# Work permit



## adinkona (Jun 13, 2013)

Hi,

Here is my concern.

If i went to South Africa on visitor visa from India is it possible to get the work permit from there itself and how many days that visitor visa is valid for Indians.

Could you please provide your suggestions.

Thanks in advance.

Warm Regards
Kona


----------



## Johanna (Apr 13, 2009)

adinkona said:


> Hi,
> 
> Here is my concern.
> 
> ...


Hi Kona

Your visa should stipulate how many days your visa would be valid for?

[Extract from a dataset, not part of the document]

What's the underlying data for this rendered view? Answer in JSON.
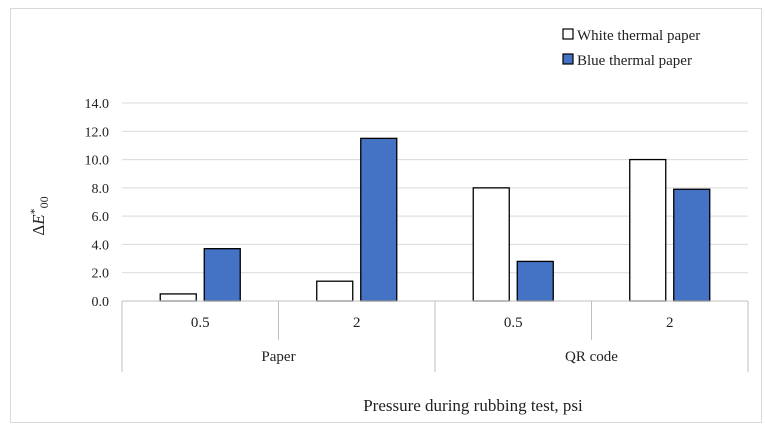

I may be speaking under correction, but in order to obtain a work permit, you need to have a work offer?


:fingerscrossed:


----------



## IndianinSA (Apr 15, 2013)

Johanna said:


> Hi Kona
> 
> Your visa should stipulate how many days your visa would be valid for?
> 
> ...


You can enter the country on a visitors visa and apply for work permit if your visitors visa does not prohibit you from it. Unfortunately, people traveling from India are now endorsed for a visitor's visa telling that the "purpose of entry cannot be altered" and have to return within stipulated time. The best bet is to get a job offer and then apply for work permit from India. The second option is depending on your qualifications and experience apply for a exceptional skills work permit and this does not require a job offer. Good luck


----------



## ameenmca (May 1, 2013)

Hi IndianInSA,

Could you please let me know about the EXCEPTIONAL SKILLS WORK PERMIT ? I cannot find any document/links for 2013 list on the internet.

Also would appreciate if you tell us the difference between QUOTA vs EXCEPTIONAL SKILLS work permit. 

Currently I don't have any job offer from any company in SA and I'm working as Software Developer here in India.


----------